The Finicky Nature of Credit Card Fraud in Europe
Recently, FICO released a dynamic map outlining the evolution of card fraud in Europe and uncovered several pretty interesting discoveries. While several countries see fraud declining, there are quite a few that have seen it increase—some aggressively. FICO used this data to come up with a few predictions for the coming years about the changes we can expect to see in fraud prevention practices. 2013 was a rough year in general for fraud losses as Europe reached their all-time high—£154.9 million. The majority of this number came from France, Germany, and Russia, France taking the lead with a whopping 62%. The prediction here is that such a high loss will start to inspire regional bodies and card issuers to start to explore fraud prevention efforts, similar to their reaction after a large spike in 2008. Generally, companies don’t put very much money toward fraud prevention when losses are low because the return on investment doesn’t appear to be worth it.
After EMV removed £246 million worth of fraud between 2004-2006, that fraud migrated to worldwide ATM hacks and card-not-present (CNP) fraud. In this case, fraud as a whole actually rose at first following EMV. One of the most common methods to measure fraud loss is by use of “basis point,” whereas 100 basis points = 1% of card sales. Low threats are represented by basis points below 5, while anything between 5-10 is concerning. Once basis points exceed 10, fraud activity has become extreme. That said, low basis points doesn’t necessarily mean a country is protected. The example FICO gives is the increase of card use in Russia. When such a large country starts using payment cards more often in general, it can disguise the overall fraud threat. FICO predicts that as basis points start to rise, executives will be forced to address the impending customer concerns.

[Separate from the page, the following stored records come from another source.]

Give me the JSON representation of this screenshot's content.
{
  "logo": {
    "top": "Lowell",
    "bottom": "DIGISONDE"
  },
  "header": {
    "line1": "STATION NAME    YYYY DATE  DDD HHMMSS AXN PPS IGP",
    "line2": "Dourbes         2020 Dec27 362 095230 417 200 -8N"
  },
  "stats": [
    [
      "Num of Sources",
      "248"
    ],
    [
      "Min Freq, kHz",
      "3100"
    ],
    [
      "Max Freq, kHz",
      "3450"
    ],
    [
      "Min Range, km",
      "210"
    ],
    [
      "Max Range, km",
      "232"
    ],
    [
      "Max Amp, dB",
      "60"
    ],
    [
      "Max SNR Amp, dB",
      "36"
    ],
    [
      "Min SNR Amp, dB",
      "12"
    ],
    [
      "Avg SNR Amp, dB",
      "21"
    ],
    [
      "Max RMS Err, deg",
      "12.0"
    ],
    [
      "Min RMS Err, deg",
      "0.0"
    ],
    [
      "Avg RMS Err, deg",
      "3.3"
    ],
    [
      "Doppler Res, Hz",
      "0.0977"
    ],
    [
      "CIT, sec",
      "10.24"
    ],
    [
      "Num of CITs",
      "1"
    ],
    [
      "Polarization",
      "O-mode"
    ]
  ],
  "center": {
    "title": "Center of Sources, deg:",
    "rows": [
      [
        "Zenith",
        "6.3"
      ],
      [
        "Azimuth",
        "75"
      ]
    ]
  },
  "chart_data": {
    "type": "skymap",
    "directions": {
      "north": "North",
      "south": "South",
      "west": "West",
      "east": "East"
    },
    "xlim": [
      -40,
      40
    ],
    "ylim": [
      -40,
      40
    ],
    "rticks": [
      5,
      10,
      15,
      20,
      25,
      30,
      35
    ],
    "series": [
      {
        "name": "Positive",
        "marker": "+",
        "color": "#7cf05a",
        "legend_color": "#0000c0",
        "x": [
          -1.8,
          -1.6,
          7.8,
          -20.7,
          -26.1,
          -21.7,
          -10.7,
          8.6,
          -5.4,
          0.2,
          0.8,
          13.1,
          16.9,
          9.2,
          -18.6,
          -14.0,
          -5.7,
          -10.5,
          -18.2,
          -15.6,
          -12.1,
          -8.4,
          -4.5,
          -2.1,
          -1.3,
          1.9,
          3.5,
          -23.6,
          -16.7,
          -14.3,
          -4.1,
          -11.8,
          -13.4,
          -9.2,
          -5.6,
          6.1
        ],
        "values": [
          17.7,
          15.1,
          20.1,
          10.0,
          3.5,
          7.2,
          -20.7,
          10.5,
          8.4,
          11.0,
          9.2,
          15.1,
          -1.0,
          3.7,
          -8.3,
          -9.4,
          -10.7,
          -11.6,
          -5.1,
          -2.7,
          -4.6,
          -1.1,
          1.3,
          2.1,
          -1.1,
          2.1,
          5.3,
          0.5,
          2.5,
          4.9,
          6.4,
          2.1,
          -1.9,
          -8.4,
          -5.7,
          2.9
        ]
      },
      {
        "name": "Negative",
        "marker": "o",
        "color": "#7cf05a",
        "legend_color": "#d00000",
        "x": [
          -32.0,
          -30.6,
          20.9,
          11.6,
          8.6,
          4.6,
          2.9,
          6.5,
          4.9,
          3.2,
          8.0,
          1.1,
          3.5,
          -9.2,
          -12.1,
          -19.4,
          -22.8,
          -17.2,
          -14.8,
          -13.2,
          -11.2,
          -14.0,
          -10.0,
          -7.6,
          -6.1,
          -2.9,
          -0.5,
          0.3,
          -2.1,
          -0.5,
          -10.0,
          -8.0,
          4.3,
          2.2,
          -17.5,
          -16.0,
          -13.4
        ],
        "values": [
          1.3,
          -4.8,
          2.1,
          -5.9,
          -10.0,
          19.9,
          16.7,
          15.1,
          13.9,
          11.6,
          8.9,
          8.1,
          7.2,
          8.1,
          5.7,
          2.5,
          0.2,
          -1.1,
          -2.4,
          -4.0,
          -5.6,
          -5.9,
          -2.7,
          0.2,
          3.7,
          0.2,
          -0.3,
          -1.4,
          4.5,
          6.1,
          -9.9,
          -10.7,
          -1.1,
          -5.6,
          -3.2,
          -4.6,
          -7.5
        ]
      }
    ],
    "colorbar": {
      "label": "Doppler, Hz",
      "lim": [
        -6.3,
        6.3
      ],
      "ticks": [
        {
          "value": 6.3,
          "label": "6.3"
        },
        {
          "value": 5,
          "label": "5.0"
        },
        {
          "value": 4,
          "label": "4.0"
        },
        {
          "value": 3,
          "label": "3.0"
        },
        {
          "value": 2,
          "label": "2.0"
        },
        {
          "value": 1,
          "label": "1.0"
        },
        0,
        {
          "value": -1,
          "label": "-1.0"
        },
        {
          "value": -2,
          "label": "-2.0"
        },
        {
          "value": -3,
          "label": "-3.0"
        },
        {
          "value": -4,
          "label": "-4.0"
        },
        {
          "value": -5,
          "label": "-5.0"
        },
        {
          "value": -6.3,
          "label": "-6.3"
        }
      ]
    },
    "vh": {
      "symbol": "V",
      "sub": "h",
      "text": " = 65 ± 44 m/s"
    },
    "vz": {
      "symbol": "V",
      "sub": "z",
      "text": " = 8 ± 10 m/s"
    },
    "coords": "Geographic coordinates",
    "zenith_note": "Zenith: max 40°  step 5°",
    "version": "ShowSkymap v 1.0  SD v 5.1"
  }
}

Europe is an interesting example because through the years you can actually see where fraud shifts and why. For example, back in 2008 the UK was being hit harder than any other country by far. After investing in fraud detection technologies, its fraud losses dropped 26% by 2013. However, since the UK has become a less desirable target, other countries are now bearing the brunt of the attacks. There were quite a few years where France saw very low levels of fraud loss while other countries suffered. As the targeted countries bolstered their defenses, France didn’t keep up technologically and hackers took notice. Because of this, fraud losses in France are up 70% since 2006.
Highest increases
Russia
Up 27.6%
The growth of fraud in Russia is exponentially higher than every other European country–365% higher than it was 2008. While this may initially look like Russia has simply become a major target, the real reason is card usage. As mentioned earlier, Russia has seen a high influx of credit card payments in general, so this large number is not necessarily representative of fraud patterns.
United Kingdom
Up 16%
Traditionally the biggest target of card fraud, the UK had a few good years after implementing their “tough on fraud” policies”. New technology managed to crack down on cyber criminals for a while, but since 2011 the UK has seen an increase in physical card theft. The UK is a great example of how fraud evolves when technology improves, and recently they’ve resulted to doing it the old fashioned way. If you can’t hack ‘em, pickpocket ‘em. As a response the UK has been working on better fraud detection while trying to balance customer service. The tougher the fraud detection, the more likely it is that legitimate transactions will be blocked, resulting in highly annoyed customers. One way they’ve been battling this potential issue is with real time communication about fraud alerts in order to minimize any potential inconveniences.
Norway
Up 7.8%
Out of all the Scandinavian countries, Norway is the biggest target for fraud. Similar to the UK, Norway saw a large dip following EMV, then an increase. Norway’s increase has been mostly focused on CNP fraud, up 39% in 2012, and physical card theft which has risen 6%.
Highest decreases
Netherlands
Down 10.7%
In staunch contrast to their neighbors to the north, the Netherlands has taken fantastic strides towards reducing credit card fraud–down 30% since 2008. They’ve managed to reduce counterfeit cards as well as CNP fraud, and physical theft is all but non-existent. Because of their success, FICO thinks it’s unlikely they’ll see a rise in fraud because other countries are an easier target.
Hungary
Down 6.5%
Fraud in Hungary plummeted after 2011, with 100x less fraud that Russia and card uses that is only 23x higher. Russia’s card usage is growing more quickly, but Hungary’s is still growing nonetheless. According to FICO this points to a potential for more fraud in Eastern Europe in the future.
Spain
Down 4.5%
Spain is an interesting example because while most other European countries’ fraud decreases are related primarily to counterfeit cards (remedied by EMV), Spain’s is mostly a decrease in physical card theft. Card issuers have begun using “rules based” detection, making it easy for them to quickly determine when a card is being used fraudulently. Examining other countries’ successes and failures in this area help us identify ways we can combat fraud and reduce chargebacks here in the United States. Fraud is something we’re certainly keeping a keen eye on, and we’re eager to see how fraud rates are impacted by the upcoming transition to EMV.